Positive emotions like gratitude literally broaden your awareness, which allows you to build durable internal resources over time — resilience, connection, creative capacity. You aren’t just feeling better. You are building something that accumulates.


I’ve experienced a version of this in community too.

I play We’re Not Really Strangers with people I care about — a card game designed to bypass the surface and go straight to what’s real. Every single time I’ve played it, something shifts in the room. You can feel it. People walk away lighter and more connected than when they arrived.

Learning to do that same excavation alone, with yourself, for yourself, is its own kind of practice. To hold your own history with the same curiosity you’d bring to someone you love.

That has been one of the most stabilizing things I’ve done this year.


If you are going through something hard right now, this is not a call to think positive thoughts.

It’s an invitation to look at yourself honestly and see the craftsmanship in what difficulty made you.
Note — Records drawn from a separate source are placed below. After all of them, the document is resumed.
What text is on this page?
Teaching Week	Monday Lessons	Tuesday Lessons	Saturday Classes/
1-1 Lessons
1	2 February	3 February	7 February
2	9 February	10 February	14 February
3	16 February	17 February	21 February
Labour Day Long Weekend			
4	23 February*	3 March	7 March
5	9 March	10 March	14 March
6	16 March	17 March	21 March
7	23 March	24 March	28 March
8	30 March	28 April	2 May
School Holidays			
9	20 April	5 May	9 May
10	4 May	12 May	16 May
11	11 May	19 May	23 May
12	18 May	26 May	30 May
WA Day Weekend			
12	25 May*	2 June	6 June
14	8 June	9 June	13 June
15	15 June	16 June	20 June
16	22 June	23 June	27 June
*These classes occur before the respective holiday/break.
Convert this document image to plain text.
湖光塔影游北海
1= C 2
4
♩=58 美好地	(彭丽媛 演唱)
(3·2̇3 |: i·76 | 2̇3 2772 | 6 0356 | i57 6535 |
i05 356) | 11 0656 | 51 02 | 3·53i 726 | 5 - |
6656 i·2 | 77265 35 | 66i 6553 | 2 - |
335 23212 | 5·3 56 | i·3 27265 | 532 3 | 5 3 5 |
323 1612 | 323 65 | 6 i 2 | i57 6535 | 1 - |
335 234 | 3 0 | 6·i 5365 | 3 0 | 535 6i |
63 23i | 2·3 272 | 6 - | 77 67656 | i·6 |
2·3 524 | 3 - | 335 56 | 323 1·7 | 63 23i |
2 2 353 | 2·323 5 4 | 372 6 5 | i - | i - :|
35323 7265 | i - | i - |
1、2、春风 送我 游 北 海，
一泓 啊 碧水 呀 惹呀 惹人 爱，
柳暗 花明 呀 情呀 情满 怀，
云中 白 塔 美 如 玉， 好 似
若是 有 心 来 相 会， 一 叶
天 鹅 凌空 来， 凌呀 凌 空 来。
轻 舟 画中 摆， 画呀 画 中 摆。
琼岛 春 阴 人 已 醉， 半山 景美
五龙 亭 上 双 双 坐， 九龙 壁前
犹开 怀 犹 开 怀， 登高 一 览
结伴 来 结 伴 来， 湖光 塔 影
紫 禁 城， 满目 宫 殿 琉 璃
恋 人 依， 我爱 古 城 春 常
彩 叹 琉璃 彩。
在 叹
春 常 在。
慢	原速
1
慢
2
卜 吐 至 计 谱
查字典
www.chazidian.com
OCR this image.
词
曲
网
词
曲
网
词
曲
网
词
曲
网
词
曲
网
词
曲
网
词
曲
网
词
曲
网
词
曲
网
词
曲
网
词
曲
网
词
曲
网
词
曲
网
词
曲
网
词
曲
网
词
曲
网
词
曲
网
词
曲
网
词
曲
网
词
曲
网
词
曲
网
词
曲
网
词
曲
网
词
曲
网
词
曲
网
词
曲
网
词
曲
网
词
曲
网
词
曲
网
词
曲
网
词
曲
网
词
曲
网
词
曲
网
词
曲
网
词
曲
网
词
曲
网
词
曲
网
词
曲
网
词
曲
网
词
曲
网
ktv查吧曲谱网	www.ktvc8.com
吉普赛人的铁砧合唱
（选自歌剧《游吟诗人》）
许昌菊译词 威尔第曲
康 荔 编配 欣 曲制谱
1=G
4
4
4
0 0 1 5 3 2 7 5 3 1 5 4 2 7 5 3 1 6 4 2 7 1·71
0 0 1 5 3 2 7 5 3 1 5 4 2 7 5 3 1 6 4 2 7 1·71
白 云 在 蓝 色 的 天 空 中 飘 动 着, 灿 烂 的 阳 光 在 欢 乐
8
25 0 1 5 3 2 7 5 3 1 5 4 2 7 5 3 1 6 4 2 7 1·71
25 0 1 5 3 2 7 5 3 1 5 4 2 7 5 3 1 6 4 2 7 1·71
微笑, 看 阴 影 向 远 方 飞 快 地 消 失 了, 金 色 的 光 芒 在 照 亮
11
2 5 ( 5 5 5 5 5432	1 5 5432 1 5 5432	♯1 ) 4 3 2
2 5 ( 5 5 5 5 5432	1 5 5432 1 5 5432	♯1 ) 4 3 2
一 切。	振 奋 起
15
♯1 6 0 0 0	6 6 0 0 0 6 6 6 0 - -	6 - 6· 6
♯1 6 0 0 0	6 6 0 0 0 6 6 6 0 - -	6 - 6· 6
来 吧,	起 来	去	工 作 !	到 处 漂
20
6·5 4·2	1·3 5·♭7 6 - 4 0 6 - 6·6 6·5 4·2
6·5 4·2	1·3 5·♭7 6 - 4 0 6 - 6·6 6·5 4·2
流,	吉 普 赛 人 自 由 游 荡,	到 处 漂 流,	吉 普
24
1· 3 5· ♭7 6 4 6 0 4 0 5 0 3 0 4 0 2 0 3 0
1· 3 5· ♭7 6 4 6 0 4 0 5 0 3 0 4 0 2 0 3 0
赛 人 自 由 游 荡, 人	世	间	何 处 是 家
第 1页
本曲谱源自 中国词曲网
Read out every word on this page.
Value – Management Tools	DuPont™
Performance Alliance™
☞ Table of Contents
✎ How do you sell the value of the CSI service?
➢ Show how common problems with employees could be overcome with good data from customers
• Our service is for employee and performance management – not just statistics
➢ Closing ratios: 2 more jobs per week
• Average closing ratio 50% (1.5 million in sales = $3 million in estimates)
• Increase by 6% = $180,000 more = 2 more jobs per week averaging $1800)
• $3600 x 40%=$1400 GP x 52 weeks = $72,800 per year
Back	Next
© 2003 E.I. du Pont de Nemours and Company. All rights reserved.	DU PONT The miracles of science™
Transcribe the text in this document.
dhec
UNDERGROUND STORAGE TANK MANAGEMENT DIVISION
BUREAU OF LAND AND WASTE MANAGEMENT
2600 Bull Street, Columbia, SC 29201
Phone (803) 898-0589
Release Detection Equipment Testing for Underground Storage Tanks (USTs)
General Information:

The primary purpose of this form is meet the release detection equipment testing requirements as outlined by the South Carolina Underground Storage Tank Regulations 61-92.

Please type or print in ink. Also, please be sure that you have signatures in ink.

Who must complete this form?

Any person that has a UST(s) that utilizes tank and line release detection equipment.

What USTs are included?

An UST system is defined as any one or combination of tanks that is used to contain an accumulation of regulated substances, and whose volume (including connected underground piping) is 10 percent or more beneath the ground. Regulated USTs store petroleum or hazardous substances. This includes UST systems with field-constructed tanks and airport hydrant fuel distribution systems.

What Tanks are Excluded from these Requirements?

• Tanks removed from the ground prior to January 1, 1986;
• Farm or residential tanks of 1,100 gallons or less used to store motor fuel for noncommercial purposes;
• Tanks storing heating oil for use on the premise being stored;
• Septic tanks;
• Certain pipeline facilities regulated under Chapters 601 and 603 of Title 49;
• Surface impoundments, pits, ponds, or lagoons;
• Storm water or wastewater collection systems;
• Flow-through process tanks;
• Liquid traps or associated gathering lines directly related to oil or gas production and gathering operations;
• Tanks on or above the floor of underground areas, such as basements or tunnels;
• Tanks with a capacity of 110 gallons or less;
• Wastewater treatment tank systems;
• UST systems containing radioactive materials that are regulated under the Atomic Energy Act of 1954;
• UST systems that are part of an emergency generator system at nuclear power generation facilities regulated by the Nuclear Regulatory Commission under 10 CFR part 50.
You were not just surviving. You were being built. And the person you are today, the specific and irreplaceable version of you, could not have come any other way.

That is worth sitting with.


The practice — 15 minutes

  1. List 5 to 8 traits you genuinely value in yourself.

  2. For each one, ask: what did I actually go through to grow this?

  3. Let the memory come. Stay with the visual and the feeling. Don’t rush past it.

  4. You are not claiming something you hope is true. You are recognizing something you already built.

  5. Read it back out loud. That part matters more than it sounds like it will.